Convencidos de que esta novidade abria um novo horizonte, O'Conor e Herbert Faber, em 1913, saíram da Westinghouse, patenteram o produto, o registraram com a marca Formica®, e fundaram no dia 2 de maio, com a ajuda do advogado e banqueiro John G. Tomlin, sua própria empresa: Formica Insulation Company, (o nome Formica® surgiu devido o produto ser aplicado no lugar da mica -"substitute for mica"). 

Os laminados que eram produzidos só na cor preta, começaram a ser fabricados também na cor marrom para melhor atender as necessidades da época. Com este movimento a marca diversificou a aplicação de seus laminados, para além das fronteiras dos isolantes elétricos e dos componentes para indústria automotiva, entrando no novo mercado de eletrônicos, como rádios, máquinas de lavar, refrigeradores, aspiradores de pó e revestimento de superfícies externas de mobiliários. 

Percebendo que o produto tinha um grande potencial decorativo, decidiram em 1924 desenvolver mais a tecnologia do produto e contrataram o especialista Jack Cochrane com a missão de tornar o laminado mais atraente, colorido, e mais próximo ao gosto do consumidor.

Houve sucesso no desenvolvimento do laminado decorativo que era durável e podia ser produzido em praticamente qualquer cor desejada. Com isso, a Formica® saltou à frente de seus competidores com duas novas patentes para a produção de um laminado multicamadas, litografado como a madeira. Este foi o ponto de partida para a liderança de mercado da marca. 

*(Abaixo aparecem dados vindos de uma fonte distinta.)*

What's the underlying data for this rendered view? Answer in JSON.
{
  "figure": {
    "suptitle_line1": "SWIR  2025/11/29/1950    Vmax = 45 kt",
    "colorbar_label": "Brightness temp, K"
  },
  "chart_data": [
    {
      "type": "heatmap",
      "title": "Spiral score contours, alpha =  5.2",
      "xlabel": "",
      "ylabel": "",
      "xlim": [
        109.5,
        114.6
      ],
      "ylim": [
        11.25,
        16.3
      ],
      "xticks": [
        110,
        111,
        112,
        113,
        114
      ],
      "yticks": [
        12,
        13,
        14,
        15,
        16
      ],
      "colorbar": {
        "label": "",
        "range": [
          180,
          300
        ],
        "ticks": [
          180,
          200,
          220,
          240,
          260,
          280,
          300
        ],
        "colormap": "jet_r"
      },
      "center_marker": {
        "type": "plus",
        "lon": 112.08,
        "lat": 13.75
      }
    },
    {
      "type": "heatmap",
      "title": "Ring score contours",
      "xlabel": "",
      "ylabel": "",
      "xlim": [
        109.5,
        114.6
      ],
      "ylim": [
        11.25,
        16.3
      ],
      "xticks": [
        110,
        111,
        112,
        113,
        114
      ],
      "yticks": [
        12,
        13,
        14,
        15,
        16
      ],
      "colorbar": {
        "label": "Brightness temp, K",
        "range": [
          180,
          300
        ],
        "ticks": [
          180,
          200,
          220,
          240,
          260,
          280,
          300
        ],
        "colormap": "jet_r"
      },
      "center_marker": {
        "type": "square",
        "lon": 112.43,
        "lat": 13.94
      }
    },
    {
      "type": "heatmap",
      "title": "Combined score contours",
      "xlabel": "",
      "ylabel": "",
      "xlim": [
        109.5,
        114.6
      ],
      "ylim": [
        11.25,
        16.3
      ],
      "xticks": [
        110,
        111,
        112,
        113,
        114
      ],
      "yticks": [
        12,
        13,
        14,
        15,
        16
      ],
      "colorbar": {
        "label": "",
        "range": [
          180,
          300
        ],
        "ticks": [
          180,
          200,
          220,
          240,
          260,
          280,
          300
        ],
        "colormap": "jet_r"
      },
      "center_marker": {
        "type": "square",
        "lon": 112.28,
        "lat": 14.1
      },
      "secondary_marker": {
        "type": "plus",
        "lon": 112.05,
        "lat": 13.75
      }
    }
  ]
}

Os laminados tornaram-se até resistentes a queimaduras de cigarros, em 1938, as resinas passaram a ser à base de melamína-formaldeído, que permitiram melhorar a resistência, durabilidade e aparência do produto. Os laminados passaram a ser produzidos com sete folhas de papel Kraft impregnados com resina fenólica, uma folha decorativa com coat melamínico e uma folha opaca também melamínica que se tornava transparente após sua cura na prensa plana. 

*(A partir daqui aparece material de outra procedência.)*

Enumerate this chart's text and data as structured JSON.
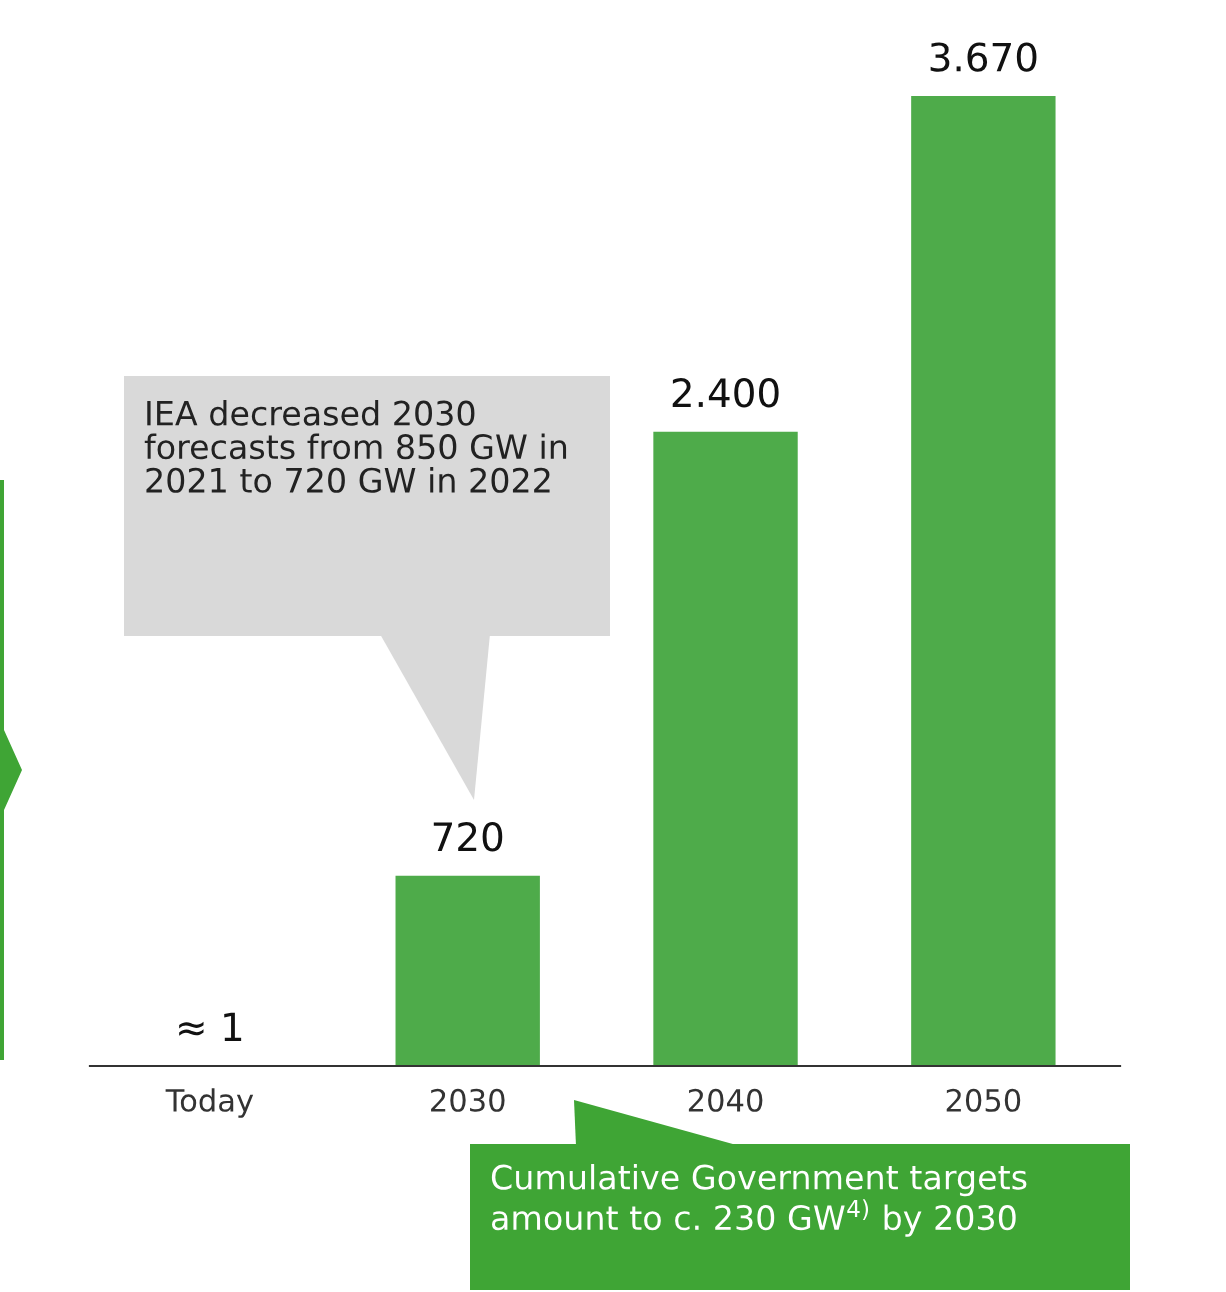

A Formica® ganhou clientes importantes para fortalecer a marca, como os painéis de parede do HMS Queen Mary e as mesas de leitura do Congresso Americano em Washington, D.C.. 

Suas inovações permitiram o surgimento dos laminados em cores claras, a um preço muito mais acessível. A empresa resolveu ampliar seu mercado com base na funcionalidade de seus produtos e começou a produzir tampos para mesas. O sucesso das vendas só foi interrompido pela eclosão da 2ª Guerra Mundial.

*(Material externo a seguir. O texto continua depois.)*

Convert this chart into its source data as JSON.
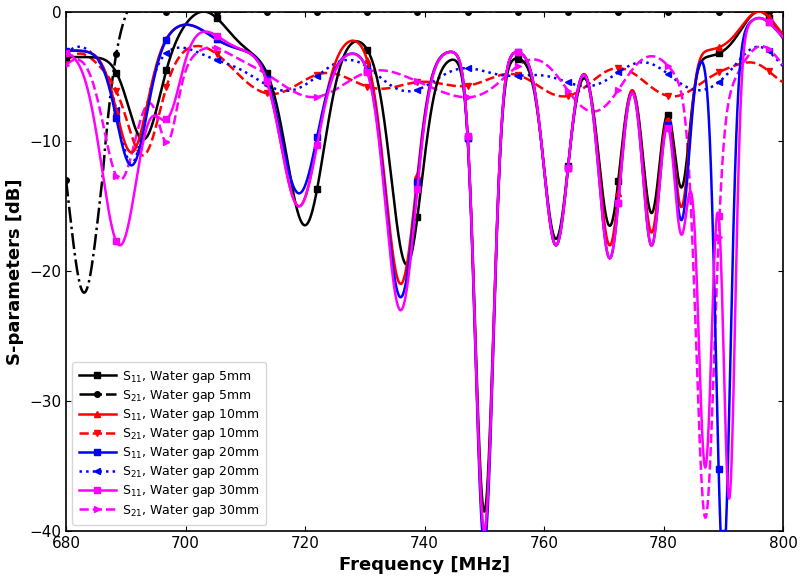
{
  "xlabel": "Frequency [MHz]",
  "ylabel": "S-parameters [dB]",
  "xlim": [
    680,
    800
  ],
  "ylim": [
    -40,
    0
  ],
  "xticks": [
    680,
    700,
    720,
    740,
    760,
    780,
    800
  ],
  "yticks": [
    0,
    -10,
    -20,
    -30,
    -40
  ],
  "legend_entries": [
    {
      "label": "S$_{11}$, Water gap 5mm",
      "color": "#000000",
      "linestyle": "-",
      "marker": "s"
    },
    {
      "label": "S$_{21}$, Water gap 5mm",
      "color": "#000000",
      "linestyle": "-.",
      "marker": "o"
    },
    {
      "label": "S$_{11}$, Water gap 10mm",
      "color": "#ff0000",
      "linestyle": "-",
      "marker": "^"
    },
    {
      "label": "S$_{21}$, Water gap 10mm",
      "color": "#ff0000",
      "linestyle": "--",
      "marker": "v"
    },
    {
      "label": "S$_{11}$, Water gap 20mm",
      "color": "#0000ff",
      "linestyle": "-",
      "marker": "s"
    },
    {
      "label": "S$_{21}$, Water gap 20mm",
      "color": "#0000ff",
      "linestyle": ":",
      "marker": "<"
    },
    {
      "label": "S$_{11}$, Water gap 30mm",
      "color": "#ff00ff",
      "linestyle": "-",
      "marker": "s"
    },
    {
      "label": "S$_{21}$, Water gap 30mm",
      "color": "#ff00ff",
      "linestyle": "--",
      "marker": ">"
    }
  ],
  "figsize": [
    8.03,
    5.8
  ],
  "dpi": 100
}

Durante a guerra a empresa fabricou hélices de avião de madeira revestidas em plástico e cessou a fabricação do suporte para se especializar na produção de laminados decorativos. A marca cresceu junto com a expansão do mercado imobiliário e os laminados começaram a ganhar espaço no revestimento de cozinhas nos padrões pérolas, mármores, madeirados e cores em tons pastéis ganharam vida.

A empresa colocou seu foco na introdução de seus produtos nos lares, escolas e outros edifícios públicos. Centenas de cores e padrões de laminados estavam disponíveis, a produção dos tampos de mesa saltou de 28.000 unidades semanais, em 1948, para 55.000 em dois anos.